The “new normal” of wide error bars around load growth and resource cost is challenging, but planning reactively, such as waiting for new load to be realized, is risky. Although there are concerns about overbuilding capacity, the risk in today’s environment is asymmetric: underbuilding new resources is a significantly greater risk than overbuilding. To help explain why, we compare the current situation against the last planning period where electric utilities built excess generating capacity in response to projected load growth.

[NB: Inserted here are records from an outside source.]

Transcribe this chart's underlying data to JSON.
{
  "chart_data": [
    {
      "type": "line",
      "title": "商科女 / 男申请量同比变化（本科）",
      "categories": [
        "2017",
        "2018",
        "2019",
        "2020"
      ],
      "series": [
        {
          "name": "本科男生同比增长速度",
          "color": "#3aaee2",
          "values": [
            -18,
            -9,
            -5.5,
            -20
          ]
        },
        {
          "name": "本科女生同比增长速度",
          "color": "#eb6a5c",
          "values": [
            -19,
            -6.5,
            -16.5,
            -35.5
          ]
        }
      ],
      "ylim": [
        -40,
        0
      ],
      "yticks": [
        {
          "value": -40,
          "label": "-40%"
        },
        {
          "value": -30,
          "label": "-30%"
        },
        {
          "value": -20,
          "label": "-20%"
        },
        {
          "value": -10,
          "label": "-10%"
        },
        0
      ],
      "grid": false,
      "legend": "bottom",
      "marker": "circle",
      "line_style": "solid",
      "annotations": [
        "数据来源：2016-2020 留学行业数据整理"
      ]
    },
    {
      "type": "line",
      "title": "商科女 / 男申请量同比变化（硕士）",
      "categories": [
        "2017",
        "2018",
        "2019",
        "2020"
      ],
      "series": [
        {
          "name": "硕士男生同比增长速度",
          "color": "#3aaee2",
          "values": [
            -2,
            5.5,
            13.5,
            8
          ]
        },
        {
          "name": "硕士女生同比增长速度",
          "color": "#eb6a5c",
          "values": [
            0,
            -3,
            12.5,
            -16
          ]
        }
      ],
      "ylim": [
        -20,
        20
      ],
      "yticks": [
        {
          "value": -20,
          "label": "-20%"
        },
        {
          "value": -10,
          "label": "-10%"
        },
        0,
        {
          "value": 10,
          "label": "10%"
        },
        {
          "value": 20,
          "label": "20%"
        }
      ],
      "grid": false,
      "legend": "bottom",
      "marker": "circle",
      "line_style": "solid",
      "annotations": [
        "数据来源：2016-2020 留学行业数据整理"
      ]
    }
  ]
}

Following steep load growth in the 1960s, electricity planners assumed similar growth in the future, and utilities constructed large-scale coal and nuclear resources in the 1970s and 1980s. Actual load growth was lower after the oil price shocks, and utilities were left with excess capacity and stranded costs. Today’s environment is different:

  • At the beginning of 1973, approximately half of U.S. generating capacity was built in the prior decade (1963-1972). Today, the capacity-weighted age of generating units is nearly 30 years old, and about one-third of capacity at least 40 years old. In other words, today’s infrastructure is aging and will need to be replaced.
  • Technologies such as solar and battery energy storage can be scaled more easily, have project lives between 20 and 30 years, and have relatively low development times. Coal and nuclear plants were incredibly large in size (often requiring multiple utilities as off takers), had quite long construction times, and were expected to be online at least 40 years.
  • Wind and solar resources are primarily energy resources (i.e., low-capacity value), which means that if load growth does not materialize, the system still avoids fuel from thermal resources. In many regions, renewable penetrations are low and can integrate additional resources relatively easily.
  • There is spatial flexibility where load comes online, since future data centers and hydrogen production can be sited where electricity supply is available. In contrast, appliance adoption (e.g., air conditioners and freezers) was a major driver of load growth in the 1960s.

Conclusion

The fundamental goal of planning is to ensure that the future electricity system is reliable and affordable for customers. At the present time, planning reserve margins across many areas of the U.S. are shrinking, and capacity prices in organized markets are increasing. Concurrently, average electricity rates are rising, particularly for residential customers, and this is largely attributable to transmission and distribution (“T&D”) investments. This backdrop means that optimal resource (“G”) investment is urgent to meet planning goals.

At Evolved, we’re expanding our modeling toolkit to address this deep uncertainty head on. We’re investing in tools like Ensemble and AI not to predict a single future, but to explore a range of plausible outcomes and test decisions against them. This lens helps us identify strategies that hold up under stress—not just in ideal conditions.